Prove $G/(M\cap N) \cong M/(M\cap N) \times N/(M\cap N)$ where $G=MN$ and $M,N\triangleleft G$

Question

If we consider the map $\phi: M\times N \rightarrow M/(M\cap N) \times N/(M\cap N)$, I was able to show that this is onto and the kernel of the map is $(M\cap N) \times (M\cap N)$ and hence by first isom. theorem,
$$(M\times N)/\bigl((M\cap N)\times (M\cap N)\bigr) \cong \bigl(M/(M\cap N)\bigr) \times \bigl(N/(M\cap N)\bigr).$$ But how would I go about showing
$$(M\times N)/\bigl((M\cap N)\times (M\cap N)\bigr) \cong MN/(M\cap N)$$ to prove the final result? Appreciate your help.

Answer 1

Use first isomorphism theorem again. Can you show that $M\times N\to G/(M\cap N)$ given by $(m,n)\mapsto mn(M\cap N)$ is a group homomorphism and has kernel $(M\cap N)\times (M\cap N)$?

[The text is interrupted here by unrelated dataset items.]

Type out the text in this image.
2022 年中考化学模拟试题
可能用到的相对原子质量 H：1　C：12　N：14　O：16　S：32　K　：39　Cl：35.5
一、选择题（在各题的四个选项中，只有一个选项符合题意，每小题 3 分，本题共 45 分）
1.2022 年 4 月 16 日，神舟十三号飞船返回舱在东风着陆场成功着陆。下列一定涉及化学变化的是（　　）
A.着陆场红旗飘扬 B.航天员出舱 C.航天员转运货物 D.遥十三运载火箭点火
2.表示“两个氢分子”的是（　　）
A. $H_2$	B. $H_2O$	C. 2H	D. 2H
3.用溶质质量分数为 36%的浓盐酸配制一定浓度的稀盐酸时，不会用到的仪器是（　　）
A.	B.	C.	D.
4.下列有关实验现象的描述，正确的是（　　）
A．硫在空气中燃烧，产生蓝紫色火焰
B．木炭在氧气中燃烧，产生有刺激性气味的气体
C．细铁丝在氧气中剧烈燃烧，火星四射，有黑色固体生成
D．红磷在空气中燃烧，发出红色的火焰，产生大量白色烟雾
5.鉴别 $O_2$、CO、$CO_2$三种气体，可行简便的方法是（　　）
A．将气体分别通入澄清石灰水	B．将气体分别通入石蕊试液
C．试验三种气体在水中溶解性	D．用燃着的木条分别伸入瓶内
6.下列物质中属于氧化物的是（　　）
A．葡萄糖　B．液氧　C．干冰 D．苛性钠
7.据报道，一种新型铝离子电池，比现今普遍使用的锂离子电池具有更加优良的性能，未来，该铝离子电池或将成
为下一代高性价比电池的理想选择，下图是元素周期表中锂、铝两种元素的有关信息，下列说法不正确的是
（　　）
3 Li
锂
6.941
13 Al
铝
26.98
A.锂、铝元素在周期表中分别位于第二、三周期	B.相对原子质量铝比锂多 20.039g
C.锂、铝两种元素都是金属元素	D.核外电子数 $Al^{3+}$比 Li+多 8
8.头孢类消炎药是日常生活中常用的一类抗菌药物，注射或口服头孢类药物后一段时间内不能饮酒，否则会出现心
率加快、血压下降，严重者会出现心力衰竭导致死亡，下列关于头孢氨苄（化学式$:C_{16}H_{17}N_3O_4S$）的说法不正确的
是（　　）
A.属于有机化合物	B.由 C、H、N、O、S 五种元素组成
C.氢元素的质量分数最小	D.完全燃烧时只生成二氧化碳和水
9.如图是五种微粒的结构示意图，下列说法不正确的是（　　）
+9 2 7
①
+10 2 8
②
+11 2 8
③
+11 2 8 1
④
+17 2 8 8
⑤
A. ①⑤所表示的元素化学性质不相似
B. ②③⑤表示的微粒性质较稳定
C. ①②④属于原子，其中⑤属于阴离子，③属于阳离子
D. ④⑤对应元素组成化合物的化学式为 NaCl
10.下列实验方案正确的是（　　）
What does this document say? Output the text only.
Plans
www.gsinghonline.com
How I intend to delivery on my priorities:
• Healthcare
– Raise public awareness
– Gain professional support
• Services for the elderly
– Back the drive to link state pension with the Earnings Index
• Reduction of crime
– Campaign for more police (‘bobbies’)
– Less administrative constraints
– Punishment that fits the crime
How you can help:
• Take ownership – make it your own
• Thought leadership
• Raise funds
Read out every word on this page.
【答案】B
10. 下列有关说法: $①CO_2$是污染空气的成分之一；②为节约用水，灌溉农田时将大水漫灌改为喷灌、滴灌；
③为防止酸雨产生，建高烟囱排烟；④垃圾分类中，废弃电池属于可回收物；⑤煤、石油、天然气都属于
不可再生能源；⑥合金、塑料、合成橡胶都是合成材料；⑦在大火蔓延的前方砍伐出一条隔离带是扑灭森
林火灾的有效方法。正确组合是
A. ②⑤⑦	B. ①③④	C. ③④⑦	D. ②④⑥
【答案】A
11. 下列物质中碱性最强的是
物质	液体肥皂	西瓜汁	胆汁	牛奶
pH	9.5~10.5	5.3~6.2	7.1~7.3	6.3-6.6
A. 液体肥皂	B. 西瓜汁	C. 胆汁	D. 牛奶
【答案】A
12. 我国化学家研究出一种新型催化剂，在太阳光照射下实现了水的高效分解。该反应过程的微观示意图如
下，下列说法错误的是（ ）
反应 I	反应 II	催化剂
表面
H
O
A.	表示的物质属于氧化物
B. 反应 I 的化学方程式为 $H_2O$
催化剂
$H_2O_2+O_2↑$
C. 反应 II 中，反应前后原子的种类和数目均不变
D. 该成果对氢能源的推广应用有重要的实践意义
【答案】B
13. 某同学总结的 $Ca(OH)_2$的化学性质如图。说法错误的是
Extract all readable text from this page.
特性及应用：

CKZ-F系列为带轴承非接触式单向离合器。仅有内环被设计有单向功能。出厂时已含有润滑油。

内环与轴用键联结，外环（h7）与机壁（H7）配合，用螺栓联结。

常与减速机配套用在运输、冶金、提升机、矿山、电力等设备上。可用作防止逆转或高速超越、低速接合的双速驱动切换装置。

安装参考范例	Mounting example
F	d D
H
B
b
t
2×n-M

Second edit after reading comments on Servaes' answer on the first question you asked related to this Servaes appears to have suggested this homomorphism in a prior version of his answer according to the comments below it and a skim of revision history. Since you couldn't see why it is a homomorphism, I'll add the following hint: Using that $M$ and $N$ are normal, can you show that the element $mnm^{-1}n^{-1}$ is in $M\cap N$ when $m\in M$, $n\in N$. Can you see that this implies that $M/M\cap N$ and $N/M\cap N$ commute with each other in $G/M\cap N$?

Edit Or alternatively you can follow Arturo's hint.